水戸の八木沢木工(水戸市五軒町)が、「ウッドデザイン賞2021」「いばらきデザインコレクション」でそれぞれ受賞した。
八木沢木工は1868(明治元)年、初代社長の八木澤政之助さんが家具指物製造業として創業。1953(昭和28)年に「有限会社 八木沢木工所」として法人設立し、1981(昭和56)年に会社組織を変更。
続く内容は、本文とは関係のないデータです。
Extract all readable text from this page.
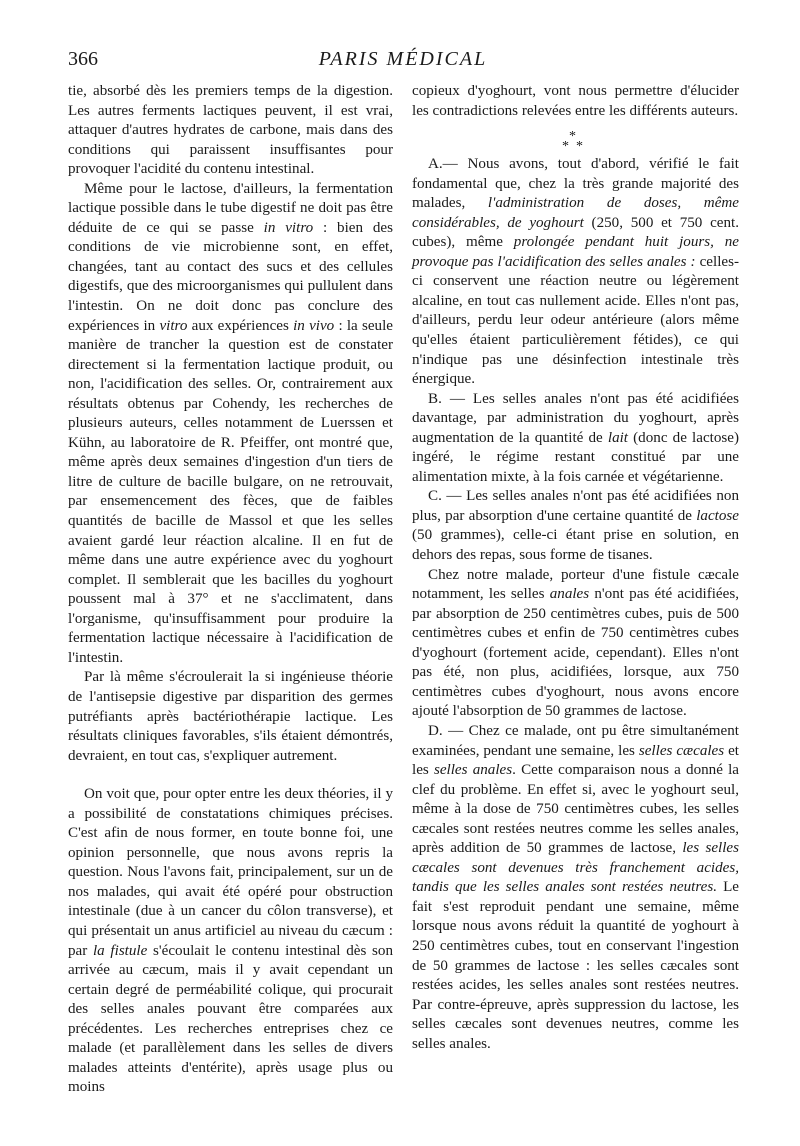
366	PARIS MÉDICAL

tie, absorbé dès les premiers temps de la digestion. Les autres ferments lactiques peuvent, il est vrai, attaquer d'autres hydrates de carbone, mais dans des conditions qui paraissent insuffisantes pour provoquer l'acidité du contenu intestinal.

Même pour le lactose, d'ailleurs, la fermentation lactique possible dans le tube digestif ne doit pas être déduite de ce qui se passe in vitro : bien des conditions de vie microbienne sont, en effet, changées, tant au contact des sucs et des cellules digestifs, que des microorganismes qui pullulent dans l'intestin. On ne doit donc pas conclure des expériences in vitro aux expériences in vivo : la seule manière de trancher la question est de constater directement si la fermentation lactique produit, ou non, l'acidification des selles. Or, contrairement aux résultats obtenus par Cohendy, les recherches de plusieurs auteurs, celles notamment de Luerssen et Kühn, au laboratoire de R. Pfeiffer, ont montré que, même après deux semaines d'ingestion d'un tiers de litre de culture de bacille bulgare, on ne retrouvait, par ensemencement des fèces, que de faibles quantités de bacille de Massol et que les selles avaient gardé leur réaction alcaline. Il en fut de même dans une autre expérience avec du yoghourt complet. Il semblerait que les bacilles du yoghourt poussent mal à 37° et ne s'acclimatent, dans l'organisme, qu'insuffisamment pour produire la fermentation lactique nécessaire à l'acidification de l'intestin.

Par là même s'écroulerait la si ingénieuse théorie de l'antisepsie digestive par disparition des germes putréfiants après bactériothérapie lactique. Les résultats cliniques favorables, s'ils étaient démontrés, devraient, en tout cas, s'expliquer autrement.

On voit que, pour opter entre les deux théories, il y a possibilité de constatations chimiques précises. C'est afin de nous former, en toute bonne foi, une opinion personnelle, que nous avons repris la question. Nous l'avons fait, principalement, sur un de nos malades, qui avait été opéré pour obstruction intestinale (due à un cancer du côlon transverse), et qui présentait un anus artificiel au niveau du cæcum : par la fistule s'écoulait le contenu intestinal dès son arrivée au cæcum, mais il y avait cependant un certain degré de perméabilité colique, qui procurait des selles anales pouvant être comparées aux précédentes. Les recherches entreprises chez ce malade (et parallèlement dans les selles de divers malades atteints d'entérite), après usage plus ou moins

copieux d'yoghourt, vont nous permettre d'élucider les contradictions relevées entre les différents auteurs.

*
* *

A.— Nous avons, tout d'abord, vérifié le fait fondamental que, chez la très grande majorité des malades, l'administration de doses, même considérables, de yoghourt (250, 500 et 750 cent. cubes), même prolongée pendant huit jours, ne provoque pas l'acidification des selles anales : celles-ci conservent une réaction neutre ou légèrement alcaline, en tout cas nullement acide. Elles n'ont pas, d'ailleurs, perdu leur odeur antérieure (alors même qu'elles étaient particulièrement fétides), ce qui n'indique pas une désinfection intestinale très énergique.

B. — Les selles anales n'ont pas été acidifiées davantage, par administration du yoghourt, après augmentation de la quantité de lait (donc de lactose) ingéré, le régime restant constitué par une alimentation mixte, à la fois carnée et végétarienne.

C. — Les selles anales n'ont pas été acidifiées non plus, par absorption d'une certaine quantité de lactose (50 grammes), celle-ci étant prise en solution, en dehors des repas, sous forme de tisanes.

Chez notre malade, porteur d'une fistule cæcale notamment, les selles anales n'ont pas été acidifiées, par absorption de 250 centimètres cubes, puis de 500 centimètres cubes et enfin de 750 centimètres cubes d'yoghourt (fortement acide, cependant). Elles n'ont pas été, non plus, acidifiées, lorsque, aux 750 centimètres cubes d'yoghourt, nous avons encore ajouté l'absorption de 50 grammes de lactose.

D. — Chez ce malade, ont pu être simultanément examinées, pendant une semaine, les selles cæcales et les selles anales. Cette comparaison nous a donné la clef du problème. En effet si, avec le yoghourt seul, même à la dose de 750 centimètres cubes, les selles cæcales sont restées neutres comme les selles anales, après addition de 50 grammes de lactose, les selles cæcales sont devenues très franchement acides, tandis que les selles anales sont restées neutres. Le fait s'est reproduit pendant une semaine, même lorsque nous avons réduit la quantité de yoghourt à 250 centimètres cubes, tout en conservant l'ingestion de 50 grammes de lactose : les selles cæcales sont restées acides, les selles anales sont restées neutres. Par contre-épreuve, après suppression du lactose, les selles cæcales sont devenues neutres, comme les selles anales.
現在の「株式会社 家具の八木沢」に改称、現在は「八木沢木工」という屋号を掲げ、公共施設・教育施設・オフィス・商業施設・展示施設・住宅なその特注家具製作に特化した空間づくりを展開するほか、自社ブランド製作など活動の幅を広げている。
木の良さや価値を再発見させる製品や取組について、特に優れた物を消費者目線で評価し、表彰する顕彰制度「ウッドデザイン賞」には、初めてエントリー。「ロカ ブランディング」(取手市)社長 の渡部真史さんと共同開発した、茨城県産ヒノキを使った家具「プレーリーダイニングチェア」「リーフダイニングセット」が、「ウッドデザイン賞2021」ライフスタイルデザイン部門 木製品分野で、それぞれ受賞した。
同社では約15年前から、木材を主原料とする事業者として環境負荷の小さい地域材を使った家具の製作にも取り組んでいる。
「いばらきデザインセレクション2021」では、ヒノキの家具「プレーリーダイニングチェア」が製品・工芸部門で「選定」を受賞。渡部さんがディレクションを担当した同社工場併設のショップ「八木沢木工ファクトリーショップ」がソーシャルデザイン部門で「選定」を受賞した。
受賞した「プレーリーダイニングチェア」は、「プレーリー(=草原)」の言葉の通り、まるで草原にいるような居心地をコンセプトに製作したいす。同社広報担当者の杉浦知志さんは「ゆったり座っていただくために大型の座面を備え、背もたれのカーブも大きくとり、座り心地のよさを追求したデザイン」と説明する。
「リーフダイニングセット」は、自然の葉っぱのような軽やかで美しい流線形デザインのテーブルと、自然の葉っぱに包まれているようなやわらかい丸みあるデザインのダイニングチェアのセット。
製作した商品やファクトリーショップについて、社長の八木沢章さんは「試作検討を重ね、使いやすく、十分な機能や耐久性を付与した家具を製作している。デザインも、プロダクトデザインの専門家に委ねることなく、識者にアドバイスをいただきながら、社内でリテイクを重ね完成させたもの」と振り返る。
「デザインについては五里霧中の歩みだったが、受賞というお墨付きをいただけたことで少し自信を持つことができ、大変うれしい。今回の受賞に慢心することなく、今後も『ヒノキのやさしい家具』をテーマにより良いものづくりに精進していく。ぜひ来店し、実際に製作した商品を見ていただけたら」とも。
営業時間は、平日=10時~18時、土曜・日曜・祝日=11時~19時。12月30日~1月4日休業。